Marcel Proust, escritor francês, escreveu que “as pessoas querem aprender a nadar e ter um pé no chão ao mesmo tempo”. Esse é o sofrimento da existência, quando regida apenas sob os ponteiros do relógio convencional.
É possível que o tempo de Deus seja medido num relógio diferente. A mitologia grega chamava-o de Kairós. O tempo em potencial, o tempo eterno, imaterial, transcendente, a experiência do momento oportuno. É o tempo da fé, do entendimento e da consolação. É o “quando” estamos atentos e preparados para perceber as boas circunstâncias e ocorrências, sem as pressões do passado e as ansiedades pelo futuro.
Quase sempre esse “tempo interno” de processamento destoa do tempo externo, de minutos, horas e dias; a prontidão interna depende mais deste tempo atemporal, ela acontece pela somatória de elementos às vezes imponderáveis, por mais que estejamos premidos pelo tempo convencional.

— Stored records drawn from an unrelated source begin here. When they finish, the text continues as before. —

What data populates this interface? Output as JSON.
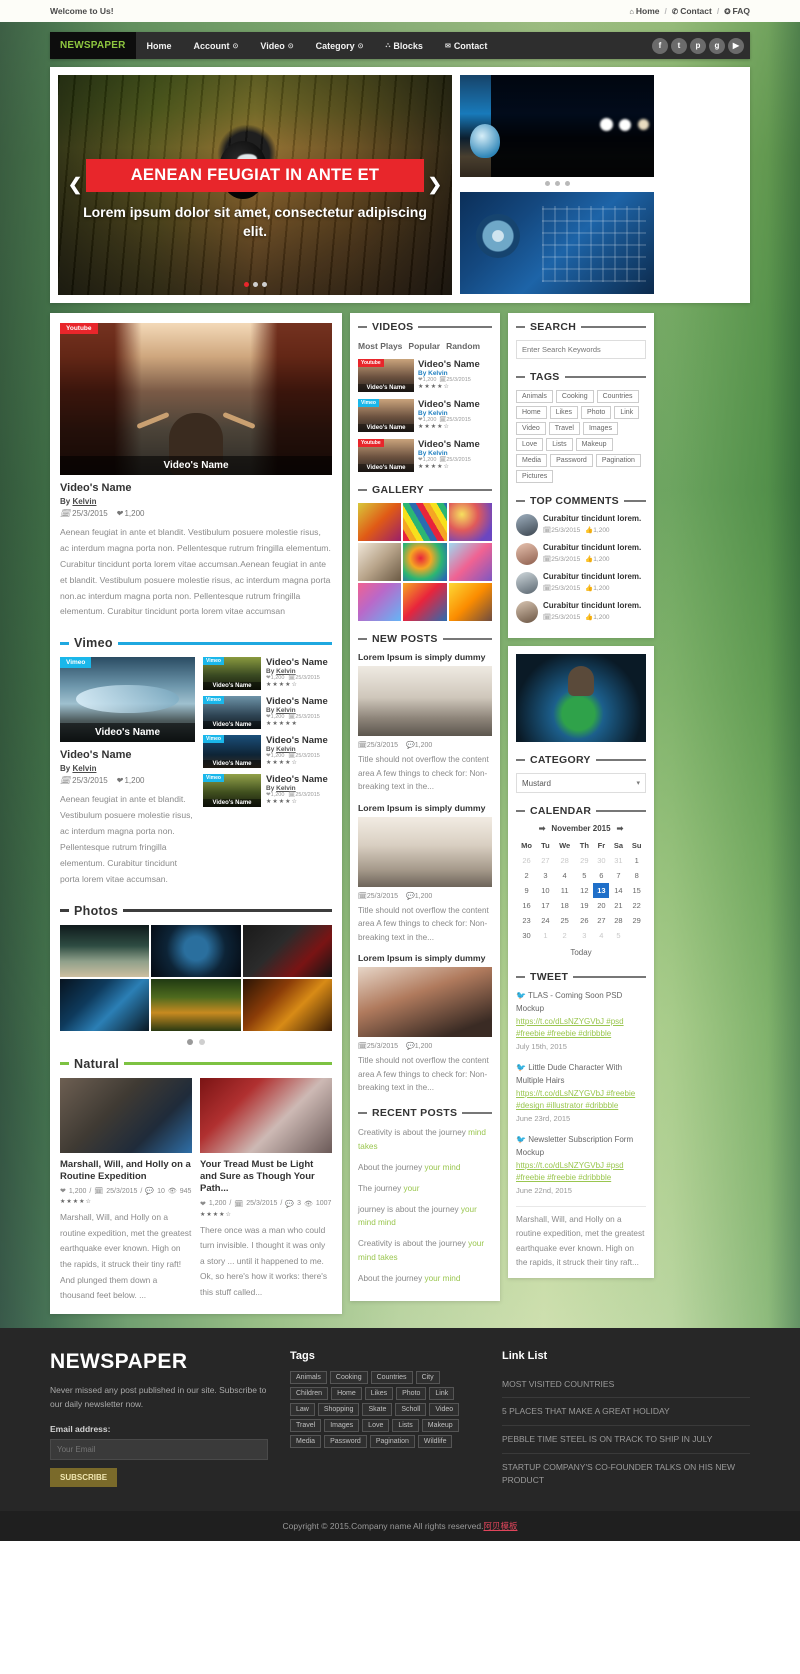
{
  "topbar": {
    "welcome": "Welcome to Us!",
    "links": [
      {
        "icon": "home-icon",
        "glyph": "⌂",
        "label": "Home"
      },
      {
        "icon": "phone-icon",
        "glyph": "✆",
        "label": "Contact"
      },
      {
        "icon": "info-icon",
        "glyph": "✪",
        "label": "FAQ"
      }
    ],
    "separator": "/"
  },
  "nav": {
    "brand": "NEWSPAPER",
    "items": [
      {
        "label": "Home",
        "caret": ""
      },
      {
        "label": "Account",
        "caret": "⊙"
      },
      {
        "label": "Video",
        "caret": "⊙"
      },
      {
        "label": "Category",
        "caret": "⊙"
      },
      {
        "label": "Blocks",
        "caret": "",
        "pre": "⛬"
      },
      {
        "label": "Contact",
        "caret": "",
        "pre": "✉"
      }
    ],
    "social": [
      {
        "name": "facebook-icon",
        "glyph": "f"
      },
      {
        "name": "twitter-icon",
        "glyph": "t"
      },
      {
        "name": "pinterest-icon",
        "glyph": "p"
      },
      {
        "name": "google-plus-icon",
        "glyph": "g"
      },
      {
        "name": "youtube-icon",
        "glyph": "▶"
      }
    ]
  },
  "hero": {
    "title": "AENEAN FEUGIAT IN ANTE ET",
    "subtitle": "Lorem ipsum dolor sit amet, consectetur adipiscing elit.",
    "prev": "❮",
    "next": "❯"
  },
  "feature": {
    "badge": "Youtube",
    "overlay_caption": "Video's Name",
    "title": "Video's Name",
    "by_prefix": "By ",
    "author": "Kelvin",
    "date": "25/3/2015",
    "likes": "1,200",
    "body": "Aenean feugiat in ante et blandit. Vestibulum posuere molestie risus, ac interdum magna porta non. Pellentesque rutrum fringilla elementum. Curabitur tincidunt porta lorem vitae accumsan.Aenean feugiat in ante et blandit. Vestibulum posuere molestie risus, ac interdum magna porta non.ac interdum magna porta non. Pellentesque rutrum fringilla elementum. Curabitur tincidunt porta lorem vitae accumsan"
  },
  "vimeo": {
    "heading": "Vimeo",
    "badge": "Vimeo",
    "main": {
      "overlay_caption": "Video's Name",
      "title": "Video's Name",
      "by_prefix": "By ",
      "author": "Kelvin",
      "date": "25/3/2015",
      "likes": "1,200",
      "body": "Aenean feugiat in ante et blandit. Vestibulum posuere molestie risus, ac interdum magna porta non. Pellentesque rutrum fringilla elementum. Curabitur tincidunt porta lorem vitae accumsan."
    },
    "list": [
      {
        "title": "Video's Name",
        "author": "Kelvin",
        "likes": "1,200",
        "date": "25/3/2015",
        "stars": "★★★★☆"
      },
      {
        "title": "Video's Name",
        "author": "Kelvin",
        "likes": "1,200",
        "date": "25/3/2015",
        "stars": "★★★★★"
      },
      {
        "title": "Video's Name",
        "author": "Kelvin",
        "likes": "1,200",
        "date": "25/3/2015",
        "stars": "★★★★☆"
      },
      {
        "title": "Video's Name",
        "author": "Kelvin",
        "likes": "1,200",
        "date": "25/3/2015",
        "stars": "★★★★☆"
      }
    ]
  },
  "photos": {
    "heading": "Photos"
  },
  "natural": {
    "heading": "Natural",
    "posts": [
      {
        "title": "Marshall, Will, and Holly on a Routine Expedition",
        "likes": "1,200",
        "date": "25/3/2015",
        "comments": "10",
        "views": "945",
        "stars": "★★★★☆",
        "text": "Marshall, Will, and Holly on a routine expedition, met the greatest earthquake ever known. High on the rapids, it struck their tiny raft! And plunged them down a thousand feet below. ..."
      },
      {
        "title": "Your Tread Must be Light and Sure as Though Your Path...",
        "likes": "1,200",
        "date": "25/3/2015",
        "comments": "3",
        "views": "1007",
        "stars": "★★★★☆",
        "text": "There once was a man who could turn invisible. I thought it was only a story ... until it happened to me. Ok, so here's how it works: there's this stuff called..."
      }
    ]
  },
  "videos_widget": {
    "heading": "VIDEOS",
    "tabs": [
      "Most Plays",
      "Popular",
      "Random"
    ],
    "items": [
      {
        "badge": "Youtube",
        "badge_type": "yt",
        "caption": "Video's Name",
        "title": "Video's Name",
        "author": "Kelvin",
        "likes": "1,200",
        "date": "25/3/2015",
        "stars": "★★★★☆"
      },
      {
        "badge": "Vimeo",
        "badge_type": "vm",
        "caption": "Video's Name",
        "title": "Video's Name",
        "author": "Kelvin",
        "likes": "1,200",
        "date": "25/3/2015",
        "stars": "★★★★☆"
      },
      {
        "badge": "Youtube",
        "badge_type": "yt",
        "caption": "Video's Name",
        "title": "Video's Name",
        "author": "Kelvin",
        "likes": "1,200",
        "date": "25/3/2015",
        "stars": "★★★★☆"
      }
    ]
  },
  "gallery": {
    "heading": "GALLERY"
  },
  "new_posts": {
    "heading": "NEW POSTS",
    "items": [
      {
        "title": "Lorem Ipsum is simply dummy",
        "date": "25/3/2015",
        "comments": "1,200",
        "text": "Title should not overflow the content area A few things to check for: Non-breaking text in the..."
      },
      {
        "title": "Lorem Ipsum is simply dummy",
        "date": "25/3/2015",
        "comments": "1,200",
        "text": "Title should not overflow the content area A few things to check for: Non-breaking text in the..."
      },
      {
        "title": "Lorem Ipsum is simply dummy",
        "date": "25/3/2015",
        "comments": "1,200",
        "text": "Title should not overflow the content area A few things to check for: Non-breaking text in the..."
      }
    ]
  },
  "recent_posts": {
    "heading": "RECENT POSTS",
    "items": [
      {
        "plain": "Creativity is about the journey ",
        "green": "mind takes"
      },
      {
        "plain": "About the journey ",
        "green": "your mind"
      },
      {
        "plain": "The journey ",
        "green": "your"
      },
      {
        "plain": "journey is about the journey ",
        "green": "your mind mind"
      },
      {
        "plain": "Creativity is about the journey ",
        "green": "your mind takes"
      },
      {
        "plain": "About the journey ",
        "green": "your mind"
      }
    ]
  },
  "search": {
    "heading": "SEARCH",
    "placeholder": "Enter Search Keywords",
    "value": ""
  },
  "tags_widget": {
    "heading": "TAGS",
    "items": [
      "Animals",
      "Cooking",
      "Countries",
      "Home",
      "Likes",
      "Photo",
      "Link",
      "Video",
      "Travel",
      "Images",
      "Love",
      "Lists",
      "Makeup",
      "Media",
      "Password",
      "Pagination",
      "Pictures"
    ]
  },
  "top_comments": {
    "heading": "TOP COMMENTS",
    "items": [
      {
        "text": "Curabitur tincidunt lorem.",
        "date": "25/3/2015",
        "likes": "1,200"
      },
      {
        "text": "Curabitur tincidunt lorem.",
        "date": "25/3/2015",
        "likes": "1,200"
      },
      {
        "text": "Curabitur tincidunt lorem.",
        "date": "25/3/2015",
        "likes": "1,200"
      },
      {
        "text": "Curabitur tincidunt lorem.",
        "date": "25/3/2015",
        "likes": "1,200"
      }
    ]
  },
  "category": {
    "heading": "CATEGORY",
    "selected": "Mustard"
  },
  "calendar": {
    "heading": "CALENDAR",
    "month": "November 2015",
    "prev": "➡",
    "next": "➡",
    "weekdays": [
      "Mo",
      "Tu",
      "We",
      "Th",
      "Fr",
      "Sa",
      "Su"
    ],
    "weeks": [
      [
        {
          "d": "26",
          "t": "mut"
        },
        {
          "d": "27",
          "t": "mut"
        },
        {
          "d": "28",
          "t": "mut"
        },
        {
          "d": "29",
          "t": "mut"
        },
        {
          "d": "30",
          "t": "mut"
        },
        {
          "d": "31",
          "t": "mut"
        },
        {
          "d": "1",
          "t": ""
        }
      ],
      [
        {
          "d": "2",
          "t": ""
        },
        {
          "d": "3",
          "t": ""
        },
        {
          "d": "4",
          "t": ""
        },
        {
          "d": "5",
          "t": ""
        },
        {
          "d": "6",
          "t": ""
        },
        {
          "d": "7",
          "t": ""
        },
        {
          "d": "8",
          "t": ""
        }
      ],
      [
        {
          "d": "9",
          "t": ""
        },
        {
          "d": "10",
          "t": ""
        },
        {
          "d": "11",
          "t": ""
        },
        {
          "d": "12",
          "t": ""
        },
        {
          "d": "13",
          "t": "today"
        },
        {
          "d": "14",
          "t": ""
        },
        {
          "d": "15",
          "t": ""
        }
      ],
      [
        {
          "d": "16",
          "t": ""
        },
        {
          "d": "17",
          "t": ""
        },
        {
          "d": "18",
          "t": ""
        },
        {
          "d": "19",
          "t": ""
        },
        {
          "d": "20",
          "t": ""
        },
        {
          "d": "21",
          "t": ""
        },
        {
          "d": "22",
          "t": ""
        }
      ],
      [
        {
          "d": "23",
          "t": ""
        },
        {
          "d": "24",
          "t": ""
        },
        {
          "d": "25",
          "t": ""
        },
        {
          "d": "26",
          "t": ""
        },
        {
          "d": "27",
          "t": ""
        },
        {
          "d": "28",
          "t": ""
        },
        {
          "d": "29",
          "t": ""
        }
      ],
      [
        {
          "d": "30",
          "t": ""
        },
        {
          "d": "1",
          "t": "mut"
        },
        {
          "d": "2",
          "t": "mut"
        },
        {
          "d": "3",
          "t": "mut"
        },
        {
          "d": "4",
          "t": "mut"
        },
        {
          "d": "5",
          "t": "mut"
        },
        {
          "d": "",
          "t": ""
        }
      ]
    ],
    "today_label": "Today"
  },
  "tweet": {
    "heading": "TWEET",
    "items": [
      {
        "text": "TLAS - Coming Soon PSD Mockup",
        "link": "https://t.co/dLsNZYGVbJ #psd #freebie #freebie #dribbble",
        "date": "July 15th, 2015"
      },
      {
        "text": "Little Dude Character With Multiple Hairs",
        "link": "https://t.co/dLsNZYGVbJ #freebie #design #illustrator #dribbble",
        "date": "June 23rd, 2015"
      },
      {
        "text": "Newsletter Subscription Form Mockup",
        "link": "https://t.co/dLsNZYGVbJ #psd #freebie #freebie #dribbble",
        "date": "June 22nd, 2015"
      }
    ],
    "footer_text": "Marshall, Will, and Holly on a routine expedition, met the greatest earthquake ever known. High on the rapids, it struck their tiny raft..."
  },
  "footer": {
    "brand": "NEWSPAPER",
    "about": "Never missed any post published in our site. Subscribe to our daily newsletter now.",
    "email_label": "Email address:",
    "email_placeholder": "Your Email",
    "subscribe": "SUBSCRIBE",
    "tags_title": "Tags",
    "tags": [
      "Animals",
      "Cooking",
      "Countries",
      "City",
      "Children",
      "Home",
      "Likes",
      "Photo",
      "Link",
      "Law",
      "Shopping",
      "Skate",
      "Scholl",
      "Video",
      "Travel",
      "Images",
      "Love",
      "Lists",
      "Makeup",
      "Media",
      "Password",
      "Pagination",
      "Wildlife"
    ],
    "linklist_title": "Link List",
    "links": [
      "MOST VISITED COUNTRIES",
      "5 PLACES THAT MAKE A GREAT HOLIDAY",
      "PEBBLE TIME STEEL IS ON TRACK TO SHIP IN JULY",
      "STARTUP COMPANY'S CO-FOUNDER TALKS ON HIS NEW PRODUCT"
    ]
  },
  "copyright": {
    "text": "Copyright © 2015.Company name All rights reserved.",
    "credit": "阿贝模板"
  }
}
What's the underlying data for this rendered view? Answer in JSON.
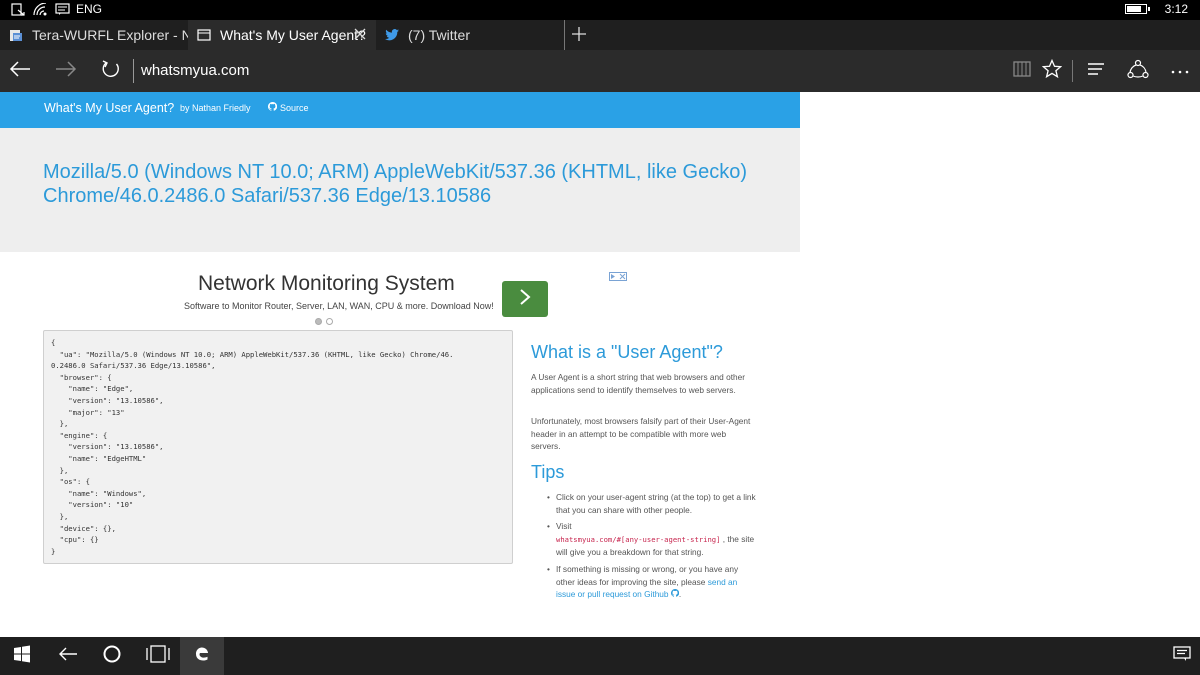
{
  "statusbar": {
    "language": "ENG",
    "time": "3:12",
    "battery_level": 0.8
  },
  "tabs": [
    {
      "title": "Tera-WURFL Explorer - Nok",
      "icon": "page-favicon-icon"
    },
    {
      "title": "What's My User Agent?",
      "icon": "tab-preview-icon",
      "active": true
    },
    {
      "title": "(7) Twitter",
      "icon": "twitter-bird-icon"
    }
  ],
  "navbar": {
    "address": "whatsmyua.com"
  },
  "site": {
    "brand": "What's My User Agent?",
    "author": "by Nathan Friedly",
    "source": "Source"
  },
  "hero": {
    "ua_line1": "Mozilla/5.0 (Windows NT 10.0; ARM) AppleWebKit/537.36 (KHTML, like Gecko)",
    "ua_line2": "Chrome/46.0.2486.0 Safari/537.36 Edge/13.10586"
  },
  "ad": {
    "title": "Network Monitoring System",
    "subtitle": "Software to Monitor Router, Server, LAN, WAN, CPU & more. Download Now!"
  },
  "code_lines": [
    "{",
    "  \"ua\": \"Mozilla/5.0 (Windows NT 10.0; ARM) AppleWebKit/537.36 (KHTML, like Gecko) Chrome/46.",
    "0.2486.0 Safari/537.36 Edge/13.10586\",",
    "  \"browser\": {",
    "    \"name\": \"Edge\",",
    "    \"version\": \"13.10586\",",
    "    \"major\": \"13\"",
    "  },",
    "  \"engine\": {",
    "    \"version\": \"13.10586\",",
    "    \"name\": \"EdgeHTML\"",
    "  },",
    "  \"os\": {",
    "    \"name\": \"Windows\",",
    "    \"version\": \"10\"",
    "  },",
    "  \"device\": {},",
    "  \"cpu\": {}",
    "}"
  ],
  "sidebar": {
    "what_heading": "What is a \"User Agent\"?",
    "what_p1": "A User Agent is a short string that web browsers and other applications send to identify themselves to web servers.",
    "what_p2": "Unfortunately, most browsers falsify part of their User-Agent header in an attempt to be compatible with more web servers.",
    "tips_heading": "Tips",
    "tip1": "Click on your user-agent string (at the top) to get a link that you can share with other people.",
    "tip2_prefix": "Visit",
    "tip2_code": "whatsmyua.com/#[any-user-agent-string]",
    "tip2_suffix": ", the site will give you a breakdown for that string.",
    "tip3_text": "If something is missing or wrong, or you have any other ideas for improving the site, please ",
    "tip3_link": "send an issue or pull request on Github",
    "tip3_end": "."
  }
}
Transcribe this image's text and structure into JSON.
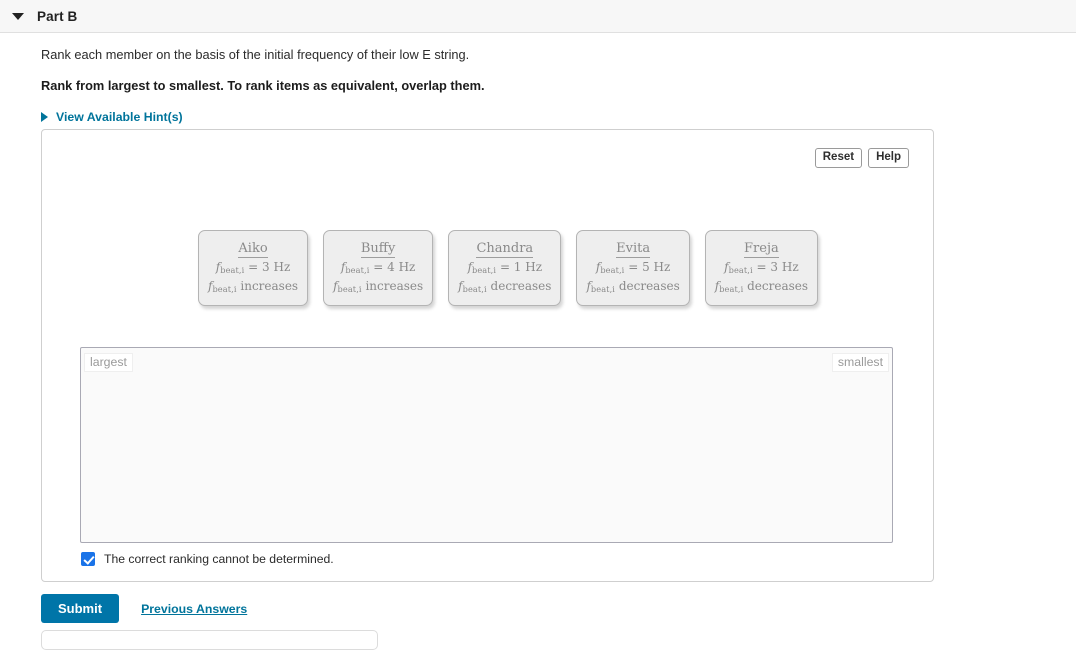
{
  "header": {
    "title": "Part B",
    "caret_icon": "caret-down-icon",
    "collapsed": false
  },
  "prompt": {
    "question": "Rank each member on the basis of the initial frequency of their low E string.",
    "instruction": "Rank from largest to smallest. To rank items as equivalent, overlap them.",
    "hints_label": "View Available Hint(s)",
    "hints_icon": "caret-right-icon"
  },
  "toolbar": {
    "reset_label": "Reset",
    "help_label": "Help"
  },
  "cards": [
    {
      "name": "Aiko",
      "symbol": "f",
      "subscript": "beat,i",
      "relation": "= 3 Hz",
      "trend_symbol": "f",
      "trend_subscript": "beat,i",
      "trend": "increases"
    },
    {
      "name": "Buffy",
      "symbol": "f",
      "subscript": "beat,i",
      "relation": "= 4 Hz",
      "trend_symbol": "f",
      "trend_subscript": "beat,i",
      "trend": "increases"
    },
    {
      "name": "Chandra",
      "symbol": "f",
      "subscript": "beat,i",
      "relation": "= 1 Hz",
      "trend_symbol": "f",
      "trend_subscript": "beat,i",
      "trend": "decreases"
    },
    {
      "name": "Evita",
      "symbol": "f",
      "subscript": "beat,i",
      "relation": "= 5 Hz",
      "trend_symbol": "f",
      "trend_subscript": "beat,i",
      "trend": "decreases"
    },
    {
      "name": "Freja",
      "symbol": "f",
      "subscript": "beat,i",
      "relation": "= 3 Hz",
      "trend_symbol": "f",
      "trend_subscript": "beat,i",
      "trend": "decreases"
    }
  ],
  "drop_zone": {
    "left_label": "largest",
    "right_label": "smallest",
    "placed_items": []
  },
  "cannot_determine": {
    "label": "The correct ranking cannot be determined.",
    "checked": true
  },
  "footer": {
    "submit_label": "Submit",
    "previous_answers_label": "Previous Answers"
  },
  "colors": {
    "accent": "#00749b",
    "submit": "#0075a8",
    "checkbox": "#1a73e8",
    "card_bg": "#eeeeee",
    "card_text": "#8a8a8a",
    "header_bg": "#f7f7f7"
  }
}
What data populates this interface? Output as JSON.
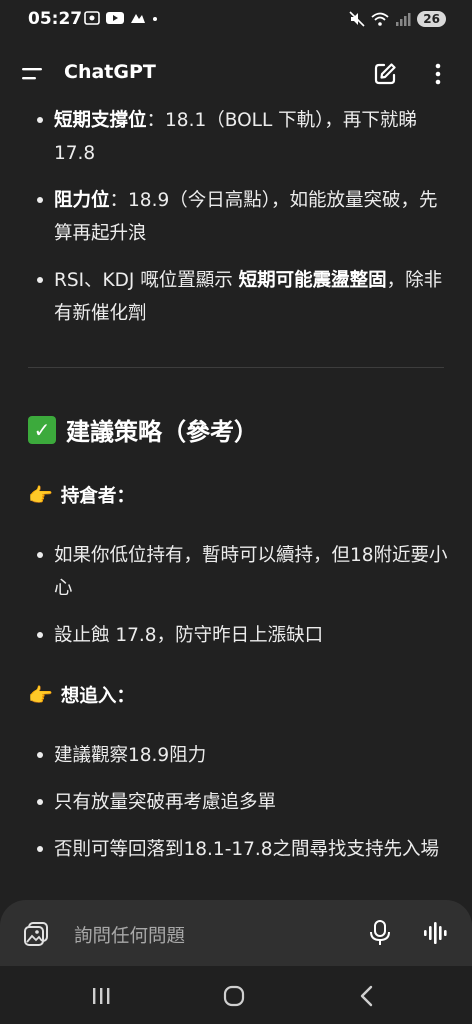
{
  "status": {
    "time": "05:27",
    "battery": "26"
  },
  "appbar": {
    "title": "ChatGPT"
  },
  "bullets_top": [
    {
      "bold": "短期支撐位",
      "sep": "：",
      "text": "18.1（BOLL 下軌），再下就睇 17.8"
    },
    {
      "bold": "阻力位",
      "sep": "：",
      "text": "18.9（今日高點），如能放量突破，先算再起升浪"
    },
    {
      "pre": "RSI、KDJ 嘅位置顯示 ",
      "bold": "短期可能震盪整固",
      "post": "，除非有新催化劑"
    }
  ],
  "section": {
    "heading": "建議策略（參考）"
  },
  "holders": {
    "heading": "持倉者：",
    "items": [
      "如果你低位持有，暫時可以續持，但18附近要小心",
      "設止蝕 17.8，防守昨日上漲缺口"
    ]
  },
  "chasers": {
    "heading": "想追入：",
    "items": [
      "建議觀察18.9阻力",
      "只有放量突破再考慮追多單",
      "否則可等回落到18.1-17.8之間尋找支持先入場"
    ]
  },
  "composer": {
    "placeholder": "詢問任何問題"
  }
}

Fazer e desfazer para refazer… O aprendizado acumulado no tempo convencional, no Chronos, é gestado no tempo interno, o Kairós. O tempo material desgasta e traz as rugas da ancianidade; o tempo espiritual frutifica a sabedoria da sanidade. Podemos ser agentes em vez de reféns.
Faça o seu melhor hoje! Cultive a paz interna.




Adoro esse blog, matérias extremamente reflexivas!!!! Muito bem escrita e de fácil compreensão.
E nos faz refletir o que de fato estamos fazendo com nosso tempo. Deveríamos aprender a não esperar o fim, para ter ou criar oportunidades..
Parabéns pelos textos ☺️.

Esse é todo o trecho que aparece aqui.